Things to Consider When to Buy a House

Although housing inventory is scarce, there is a lot of demand. With mortgage rates at an all-time low, many homebuyers find themselves in bidding battles and sometimes even competing with all-cash offers.

According to housing experts, homes are selling for much more than the asking price in most competitive markets. They claim that 2020 has been an extremely strong seller’s market and that 2021 will likely be the same.

It’s possible to be contemplating buying a home. Experts believe there is no ideal time to purchase a house. However, the best time for you to do so is when it makes sense.

This is especially true when the U.S. remains in recession due to the coronavirus pandemic.

Adriana Buenrostro is a Santa Rosa-based real estate agent who advises people on low-interest rates. She states, “That’s great, if your down payment, steady income, and reserves are sufficient.” “If you don’t have enough money, or your job is insecure, then it all becomes a mess.”

These are the things you should keep in mind when deciding whether or not to buy a house.

When is the right time to buy a home?
It can be dangerous if you don’t have the right financial resources to purchase a house.

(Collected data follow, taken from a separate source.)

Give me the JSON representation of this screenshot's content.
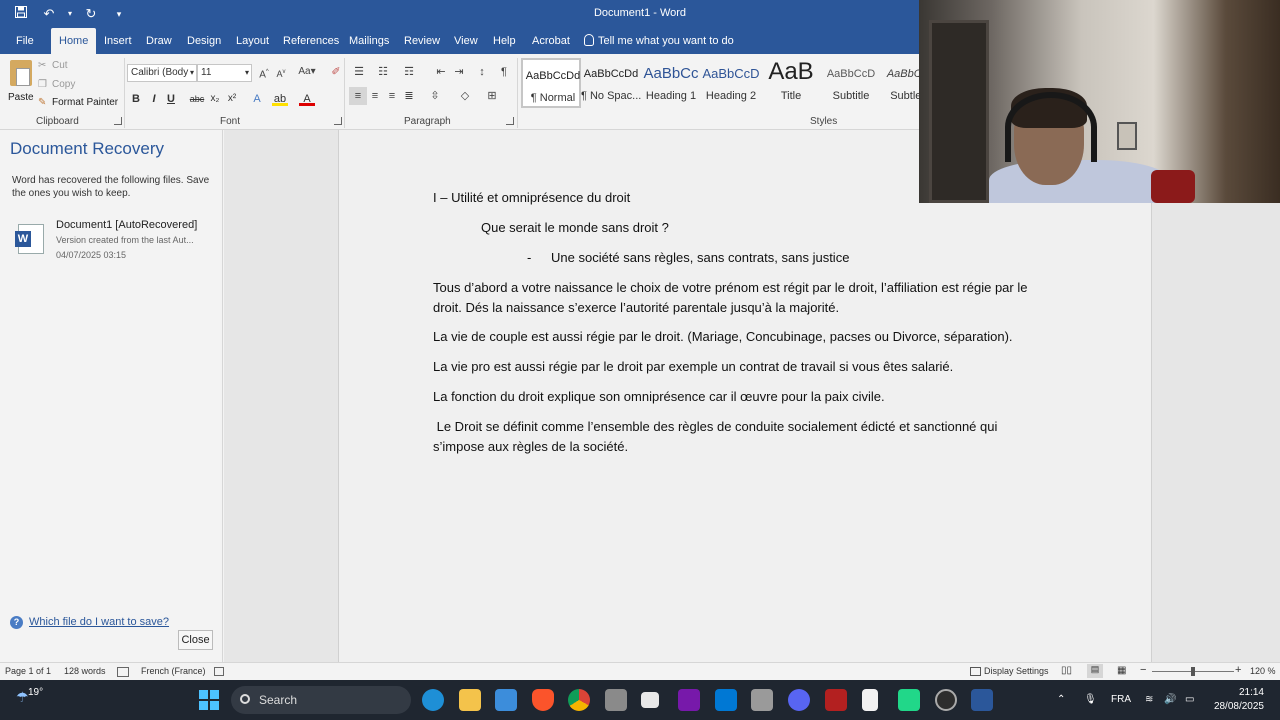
{
  "window": {
    "title": "Document1 - Word"
  },
  "tabs": [
    "File",
    "Home",
    "Insert",
    "Draw",
    "Design",
    "Layout",
    "References",
    "Mailings",
    "Review",
    "View",
    "Help",
    "Acrobat"
  ],
  "tell_me": "Tell me what you want to do",
  "ribbon": {
    "clipboard": {
      "paste": "Paste",
      "cut": "Cut",
      "copy": "Copy",
      "format_painter": "Format Painter",
      "label": "Clipboard"
    },
    "font": {
      "name": "Calibri (Body",
      "size": "11",
      "label": "Font"
    },
    "paragraph": {
      "label": "Paragraph"
    },
    "styles": {
      "label": "Styles",
      "items": [
        {
          "sample": "AaBbCcDd",
          "name": "¶ Normal"
        },
        {
          "sample": "AaBbCcDd",
          "name": "¶ No Spac..."
        },
        {
          "sample": "AaBbCc",
          "name": "Heading 1"
        },
        {
          "sample": "AaBbCcD",
          "name": "Heading 2"
        },
        {
          "sample": "AaB",
          "name": "Title"
        },
        {
          "sample": "AaBbCcD",
          "name": "Subtitle"
        },
        {
          "sample": "AaBbCcD",
          "name": "Subtle E"
        }
      ]
    }
  },
  "recovery": {
    "title": "Document Recovery",
    "description": "Word has recovered the following files. Save the ones you wish to keep.",
    "file": {
      "name": "Document1  [AutoRecovered]",
      "version": "Version created from the last Aut...",
      "date": "04/07/2025 03:15"
    },
    "help_link": "Which file do I want to save?",
    "close": "Close"
  },
  "document": {
    "paragraphs": [
      "I – Utilité et omniprésence du droit",
      "Que serait le monde sans droit ?",
      "-",
      "Une société sans règles, sans contrats, sans justice",
      "Tous d’abord a votre naissance le choix de votre prénom est régit par le droit, l’affiliation est régie par le",
      "droit. Dés la naissance s’exerce l’autorité parentale jusqu’à la majorité.",
      "La vie de couple est aussi régie par le droit. (Mariage, Concubinage, pacses ou Divorce, séparation).",
      "La vie pro est aussi régie par le droit par exemple un contrat de travail si vous êtes salarié.",
      "La fonction du droit explique son omniprésence car il œuvre pour la paix civile.",
      " Le Droit se définit comme l’ensemble des règles de conduite socialement édicté et sanctionné qui",
      "s’impose aux règles de la société."
    ]
  },
  "status": {
    "page": "Page 1 of 1",
    "words": "128 words",
    "language": "French (France)",
    "display_settings": "Display Settings",
    "zoom": "120 %"
  },
  "taskbar": {
    "weather": "19°",
    "search": "Search",
    "lang": "FRA",
    "time": "21:14",
    "date": "28/08/2025"
  },
  "colors": {
    "word_blue": "#2b579a",
    "taskbar": "#1f2630"
  }
}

Here are five signs that you’re ready for a home purchase.

Stable income is yours
Financial security is essential before buying a home. A steady stream of income for at most a few years is a good indicator that you’re ready for homeownership.

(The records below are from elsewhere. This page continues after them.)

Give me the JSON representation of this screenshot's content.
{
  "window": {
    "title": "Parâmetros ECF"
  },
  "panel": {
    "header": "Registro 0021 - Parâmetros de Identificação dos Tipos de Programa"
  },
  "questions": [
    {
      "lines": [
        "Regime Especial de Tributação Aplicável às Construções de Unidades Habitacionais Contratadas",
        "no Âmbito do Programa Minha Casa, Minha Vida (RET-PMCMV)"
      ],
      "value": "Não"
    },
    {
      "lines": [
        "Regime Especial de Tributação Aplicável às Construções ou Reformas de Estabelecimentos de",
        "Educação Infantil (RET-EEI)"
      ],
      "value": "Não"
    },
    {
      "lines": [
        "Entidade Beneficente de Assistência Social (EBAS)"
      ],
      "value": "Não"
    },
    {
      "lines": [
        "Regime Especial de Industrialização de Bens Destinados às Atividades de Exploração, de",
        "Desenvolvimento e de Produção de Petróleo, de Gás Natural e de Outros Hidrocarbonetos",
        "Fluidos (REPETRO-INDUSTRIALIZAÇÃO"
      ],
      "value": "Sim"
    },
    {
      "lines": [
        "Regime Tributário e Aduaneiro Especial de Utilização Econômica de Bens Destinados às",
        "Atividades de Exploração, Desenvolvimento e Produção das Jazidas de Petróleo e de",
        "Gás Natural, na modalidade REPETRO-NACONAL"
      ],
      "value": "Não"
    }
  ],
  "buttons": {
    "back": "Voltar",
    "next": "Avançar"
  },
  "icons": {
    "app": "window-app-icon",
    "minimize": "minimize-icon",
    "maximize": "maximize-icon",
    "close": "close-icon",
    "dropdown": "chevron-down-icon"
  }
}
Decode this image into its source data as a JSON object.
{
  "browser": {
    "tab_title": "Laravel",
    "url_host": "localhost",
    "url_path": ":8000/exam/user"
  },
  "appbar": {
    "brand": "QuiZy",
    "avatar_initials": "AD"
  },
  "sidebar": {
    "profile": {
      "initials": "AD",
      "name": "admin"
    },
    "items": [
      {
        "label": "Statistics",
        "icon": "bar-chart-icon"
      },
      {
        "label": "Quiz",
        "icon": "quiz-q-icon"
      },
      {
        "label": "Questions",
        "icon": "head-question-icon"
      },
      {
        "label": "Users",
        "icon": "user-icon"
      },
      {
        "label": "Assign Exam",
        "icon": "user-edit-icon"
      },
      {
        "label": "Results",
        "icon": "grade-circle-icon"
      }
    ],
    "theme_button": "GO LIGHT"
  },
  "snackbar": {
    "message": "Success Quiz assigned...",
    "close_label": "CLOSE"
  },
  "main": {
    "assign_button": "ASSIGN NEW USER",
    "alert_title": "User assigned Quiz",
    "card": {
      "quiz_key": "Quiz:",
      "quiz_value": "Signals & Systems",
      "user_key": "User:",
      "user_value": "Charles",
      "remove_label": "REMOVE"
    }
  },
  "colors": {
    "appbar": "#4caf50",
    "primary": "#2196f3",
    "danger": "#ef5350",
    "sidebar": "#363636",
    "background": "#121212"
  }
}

Lenders will want to see a steady work history to determine if they have the money to pay the mortgage. Lenders will typically ask for W-2s for your last two years. Some lenders may ask for payslips for up to one year.

You Can Take Charge of Your Debt
Next, you need to consider your debt to income ratio (DTI). This measures how likely it is that you will be able to afford your monthly mortgage payment given your monthly income and current debt.

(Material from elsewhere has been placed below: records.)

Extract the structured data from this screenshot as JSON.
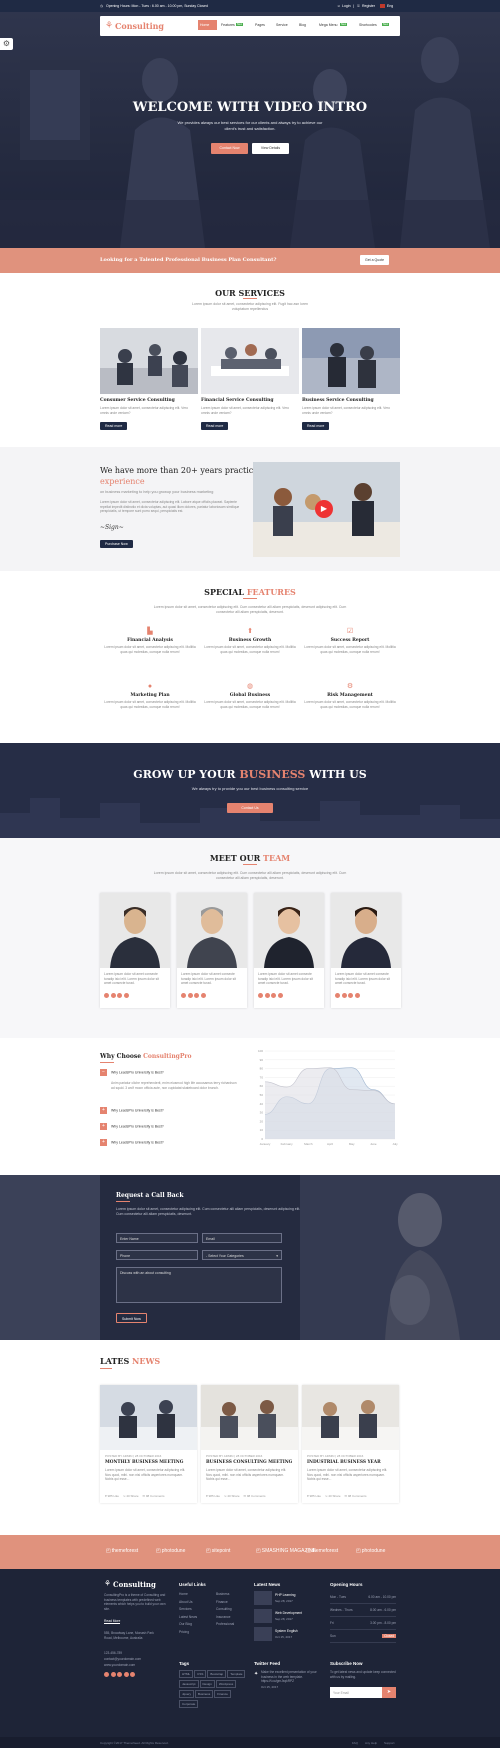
{
  "topbar": {
    "hours": "Opening Hours: Mon - Tues : 6.00 am - 10.00 pm, Sunday Closed",
    "login": "Login",
    "register": "Register",
    "lang": "Eng"
  },
  "nav": {
    "brand": "Consulting",
    "items": [
      {
        "label": "Home",
        "active": true
      },
      {
        "label": "Features",
        "badge": "New"
      },
      {
        "label": "Pages"
      },
      {
        "label": "Service"
      },
      {
        "label": "Blog"
      },
      {
        "label": "Mega Menu",
        "badge": "New"
      },
      {
        "label": "Shortcodes",
        "badge": "New"
      }
    ]
  },
  "hero": {
    "title": "WELCOME WITH VIDEO INTRO",
    "subtitle": "We provides always our best services for our clients and always try to achieve our client's trust and satisfaction.",
    "btn_contact": "Contact Now",
    "btn_details": "View Details"
  },
  "cta_bar": {
    "text": "Looking for a Talented Professional Business Plan Consultant?",
    "button": "Get a Quote"
  },
  "services": {
    "title": "OUR SERVICES",
    "intro": "Lorem ipsum dolor sit amet, consectetur adipiscing elit. Fugit hac asn loren voluptatum repellendus",
    "items": [
      {
        "title": "Consumer Service Consulting",
        "desc": "Lorem ipsum dolor sit amet, consectetur adipiscing elit. Vero omnis unde veniam?",
        "button": "Read more"
      },
      {
        "title": "Financial Service Consulting",
        "desc": "Lorem ipsum dolor sit amet, consectetur adipiscing elit. Vero omnis unde veniam?",
        "button": "Read more"
      },
      {
        "title": "Business Service Consulting",
        "desc": "Lorem ipsum dolor sit amet, consectetur adipiscing elit. Vero omnis unde veniam?",
        "button": "Read more"
      }
    ]
  },
  "experience": {
    "title_line1": "We have more than 20+ years practical",
    "title_line2": "experience",
    "sub": "on business marketing to help you growup your business marketing",
    "body": "Lorem ipsum dolor sit amet, consectetur adipiscing elit. Labore atque officiis placeat. Sapiente repellat impedit distinctio et dicta voluptas, aut quasi illum dolores, pariatur laboriosam similique perspiciatis, ut tempore sunt porro sequi, perspiciatis est.",
    "button": "Purchase Now"
  },
  "features": {
    "title_a": "SPECIAL",
    "title_b": "FEATURES",
    "intro": "Lorem ipsum dolor sit amet, consectetur adipiscing elit. Cum consectetur alli aliam perspiciatis, deserunt adipiscing elit. Cum consectetur alli aliam perspiciatis, deserunt.",
    "items": [
      {
        "title": "Financial Analysis",
        "icon": "chart-icon",
        "desc": "Lorem ipsum dolor sit amet, consectetur adipiscing elit. Mollitia quas qui molestias, cumque nulla rerum!"
      },
      {
        "title": "Business Growth",
        "icon": "growth-icon",
        "desc": "Lorem ipsum dolor sit amet, consectetur adipiscing elit. Mollitia quas qui molestias, cumque nulla rerum!"
      },
      {
        "title": "Success Report",
        "icon": "report-icon",
        "desc": "Lorem ipsum dolor sit amet, consectetur adipiscing elit. Mollitia quas qui molestias, cumque nulla rerum!"
      },
      {
        "title": "Marketing Plan",
        "icon": "coins-icon",
        "desc": "Lorem ipsum dolor sit amet, consectetur adipiscing elit. Mollitia quas qui molestias, cumque nulla rerum!"
      },
      {
        "title": "Global Business",
        "icon": "globe-icon",
        "desc": "Lorem ipsum dolor sit amet, consectetur adipiscing elit. Mollitia quas qui molestias, cumque nulla rerum!"
      },
      {
        "title": "Risk Management",
        "icon": "risk-icon",
        "desc": "Lorem ipsum dolor sit amet, consectetur adipiscing elit. Mollitia quas qui molestias, cumque nulla rerum!"
      }
    ]
  },
  "growup": {
    "title_a": "GROW UP YOUR",
    "title_b": "BUSINESS",
    "title_c": "WITH US",
    "sub": "We always try to provide you our best business consulting service",
    "button": "Contact Us"
  },
  "team": {
    "title_a": "MEET OUR",
    "title_b": "TEAM",
    "intro": "Lorem ipsum dolor sit amet, consectetur adipiscing elit. Cum consectetur alli aliam perspiciatis, deserunt adipiscing elit. Cum consectetur alli aliam perspiciatis, deserunt.",
    "bio": "Lorem ipsum dolor sit amet consecte turadip isici elit. Lorem ipsum dolor sit amet consecte turad."
  },
  "why": {
    "title_a": "Why Choose",
    "title_b": "ConsultingPro",
    "items": [
      "Why LeadsPro University is Best?",
      "Why LeadsPro University is Best?",
      "Why LeadsPro University is Best?",
      "Why LeadsPro University is Best?",
      "Why LeadsPro University is Best?"
    ],
    "answer": "Anim pariatur cliche reprehenderit, enim eiusmod high life accusamus terry richardson ad squid. 3 wolf moon officia aute, non cupidatat skateboard dolor brunch."
  },
  "chart_data": {
    "type": "line",
    "categories": [
      "January",
      "February",
      "March",
      "April",
      "May",
      "June",
      "July"
    ],
    "yticks": [
      0,
      10,
      20,
      30,
      40,
      50,
      60,
      70,
      80,
      90,
      100
    ],
    "ylim": [
      0,
      100
    ],
    "series": [
      {
        "values": [
          28,
          48,
          40,
          80,
          81,
          56,
          40
        ],
        "fill": "#c8d6e6"
      },
      {
        "values": [
          65,
          59,
          80,
          81,
          56,
          55,
          40
        ],
        "fill": "#dcdde3"
      }
    ]
  },
  "callback": {
    "title": "Request a Call Back",
    "desc": "Lorem ipsum dolor sit amet, consectetur adipiscing elit. Cum consectetur alli aliam perspiciatis, deserunt adipiscing elit. Cum consectetur alli aliam perspiciatis, deserunt.",
    "name": "Enter Name",
    "email": "Email",
    "phone": "Phone",
    "select": "- Select Your Categories",
    "message": "Discuss with an about consulting",
    "submit": "Submit Now"
  },
  "news": {
    "title_a": "LATES",
    "title_b": "NEWS",
    "items": [
      {
        "meta": "POSTED BY ADMIN | 28 OCTOBER 2016",
        "title": "MONTHLY BUSINESS MEETING",
        "desc": "Lorem ipsum dolor sit amet, consectetur adipiscing elit. Nos quod, mihi. non nisi officiis asperiores numquam. Nobis qui esse...",
        "likes": "985 Like",
        "shares": "40 Share",
        "comments": "98 Comments"
      },
      {
        "meta": "POSTED BY ADMIN | 28 OCTOBER 2016",
        "title": "BUSINESS CONSULTING MEETING",
        "desc": "Lorem ipsum dolor sit amet, consectetur adipiscing elit. Nos quod, mihi. non nisi officiis asperiores numquam. Nobis qui esse...",
        "likes": "985 Like",
        "shares": "40 Share",
        "comments": "98 Comments"
      },
      {
        "meta": "POSTED BY ADMIN | 28 OCTOBER 2016",
        "title": "INDUSTRIAL BUSINESS YEAR",
        "desc": "Lorem ipsum dolor sit amet, consectetur adipiscing elit. Nos quod, mihi. non nisi officiis asperiores numquam. Nobis qui esse...",
        "likes": "985 Like",
        "shares": "40 Share",
        "comments": "98 Comments"
      }
    ]
  },
  "partners": [
    "themeforest",
    "photodune",
    "sitepoint",
    "SMASHING MAGAZINE",
    "themeforest",
    "photodune"
  ],
  "footer": {
    "brand": "Consulting",
    "about": "ConsultingPro is a theme of Consulting and business templates with predefined web elements which helps you to build your own site.",
    "read_more": "Read More",
    "address": "555, Broadway Lane, Monash Park Road, Melbourne, Australia",
    "phone": "123-456-789",
    "email": "contact@yourdomain.com",
    "web": "www.yourdomain.com",
    "links_title": "Useful Links",
    "links_a": [
      "Home",
      "About Us",
      "Services",
      "Latest News",
      "Our Blog",
      "Pricing"
    ],
    "links_b": [
      "Business",
      "Finance",
      "Consulting",
      "Insurance",
      "Professional"
    ],
    "news_title": "Latest News",
    "news": [
      {
        "title": "PHP Learning",
        "date": "Sep 28, 2017"
      },
      {
        "title": "Web Development",
        "date": "Sep 28, 2017"
      },
      {
        "title": "System English",
        "date": "Oct 15, 2017"
      }
    ],
    "hours_title": "Opening Hours",
    "hours": [
      {
        "day": "Mon - Tues",
        "time": "6.00 am - 10.00 pm"
      },
      {
        "day": "Wednes - Thurs",
        "time": "8.00 am - 6.00 pm"
      },
      {
        "day": "Fri",
        "time": "3.00 pm - 8.00 pm"
      },
      {
        "day": "Sun",
        "time": "Closed"
      }
    ],
    "tags_title": "Tags",
    "tags": [
      "HTML",
      "CSS",
      "Bootstrap",
      "Template",
      "Javascript",
      "Design",
      "Wordpress",
      "Jquery",
      "Business",
      "Finance",
      "Corporate"
    ],
    "twitter_title": "Twitter Feed",
    "tweet": "Make the excellent presentation of your business in the web template. https://t.co/grnJxqkRPZ",
    "tweet_date": "Oct 15, 2017",
    "subscribe_title": "Subscribe Now",
    "subscribe_text": "To get latest news and update keep connected with us by mailing.",
    "email_placeholder": "Your Email",
    "copyright": "Copyright ©2017 ThemeNeed. All Rights Reserved.",
    "bottom_links": [
      "FAQ",
      "Any Help",
      "Support"
    ]
  }
}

DTI usually includes student loans, car payments, credit card debt, and credit cards. But it doesn’t include daily living expenses like food and gas. The Consumer Financial Protection Bureau states that although the maximum DTI limits can vary from lender to mortgage type, most lenders look for a DTI of less than 43%.

The better, the lower it is. Do not invest in real estate if your DTI exceeds that level.

There is enough money to go around
Your lender will also verify that you have enough money to cover the initial cost of buying a house.

Particularly, save enough money for closing costs and the down payment.

Depending on what type of mortgage you have, the down payment maybe 3.5% to 20% of your home’s purchase cost. Closing costs are usually an additional 2%-5% to the purchase price of the home.

Lenders will also want to see enough money in your accounts to cover future mortgage payments as well as emergency expenses.

Your credit score is excellent
Lenders determine how risky a borrower is using their credit scoring models. According to Dan Moralez (a mortgage lender and regional vice-president at Northpointe Bank, Michigan), good credit was defined as having a score of 600 or 700 before the pandemic. It’s now in the mid 700s and higher, he explains.

Before buying a home, you should verify your credit report as well as your credit score. Every year, you can access your credit reports from all three credit agencies free of charge. This is also true for every week up to April 2021. Visit a free credit score site to check your credit score. In many cases, you can also access it online through your credit card account.

Lenders are more cautious because of the pandemic. Therefore, make sure to review your credit report carefully for any errors that might impact your creditworthiness.

Are you ready to settle down?
A house purchase is expensive. Your down payment and closing costs will also be included in the cost of your home.

If you know you will be staying for an extended time in the same place, then you should buy.

Moralez says, “It is important to consider your longer-term goals.” “First-time homebuyers often just start in their careers. Do they plan to stay close to home or do they want to change jobs that will allow them to move?

You should also remember that selling your home in the future could be difficult and costly, as the seller often pays commission to a realtor.